Jerzy Dudek: José Mourinho chciał, żebym został w Realu Madryt nawet w innej roli niż zawodnik
2024-12-23 09:21:21; Aktualizacja: 1 godzina temuJerzy Dudek pod koniec swojej piłkarskiej kariery reprezentował barwy Realu Madryt. 50-latek w rozmowie z TVP Sport zdradził, że mógł na dłużej związać się z „Królewskimi”, do czego namawiał go sam José Mourinho.
Jerzy Dudek ma za sobą naprawdę udaną piłkarską karierę. Przez lata był pewnym punktem w bramce Feyenoordu i Liverpoolu, a jego występ w stambulskim finale Ligi Mistrzów z 2005 roku i „Dudek dance” w konkursie rzutów karnych sprawiły, że na zawsze zapisał się w historii futbolu.

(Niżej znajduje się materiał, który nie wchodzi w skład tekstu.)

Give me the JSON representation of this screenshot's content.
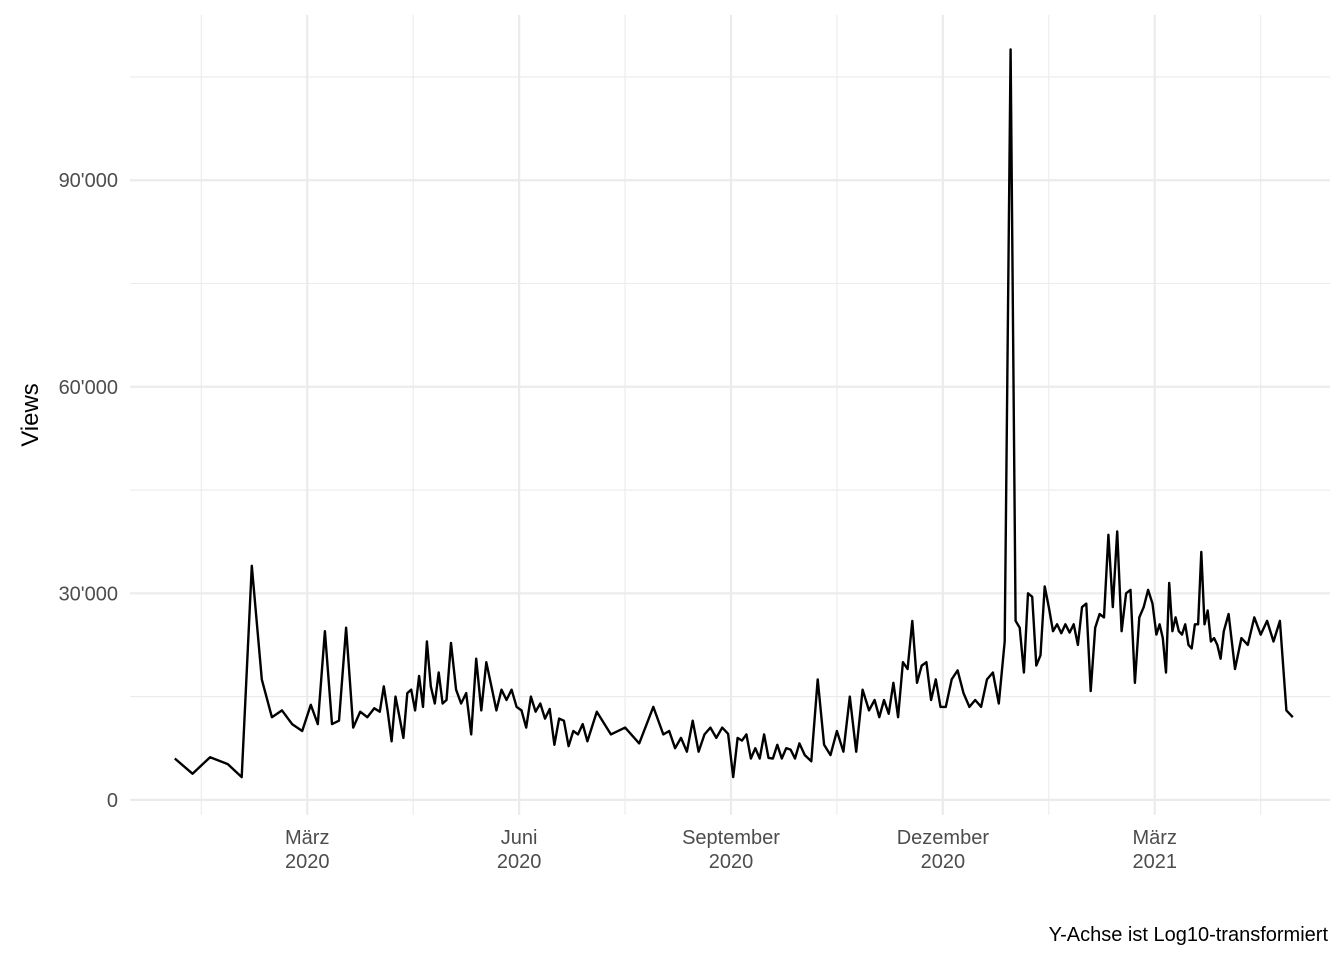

Z „The Reds” Polak odszedł w wieku 34 lat, by zasilić szeregi... Realu Madryt. Polak pełnił tam rolę etatowego rezerwowego i przez cztery lata w Madrycie na swoim koncie zapisał jedynie 12 występów w barwach „Królewskich”. 51-latek, który swoją karierę zakończył w 2011 roku, był jednak na Santiago Bernabeu bardzo ceniony - do odroczenia decyzji o przejściu na piłkarską emeryturę namawiał go słynny „The Special One”, który wówczas odpowiadał za wyniki Realu.
- Parę dni przed meczem z Almeríą spotkałem się z trenerem José Mourinho i poinformowałem go, że definitywnie kończę, choć on chciał, żebym został na kolejny sezon. Ale tak naprawdę ja byłem spakowany od roku i zostałem w Realu na sezon 2010/2011 tylko dlatego, żeby popracować z Portugalczykiem - zdradził Dudek w rozmowie z TVP Sport.Popularne
Jak się okazuje, Portugalczyk widział w Madrycie miejsce dla Polaka nawet po zakończeniu przez niego kariery.
- Mourinho chciał, żebym został w Realu nawet w innej roli niż zawodnik, ale ja wiedziałem, że muszę wracać, bo córki idą do podstawówki, a Olek do szkoły średniej. Gdybyśmy wtedy zostali, to na zawsze - powiedział 51-latek.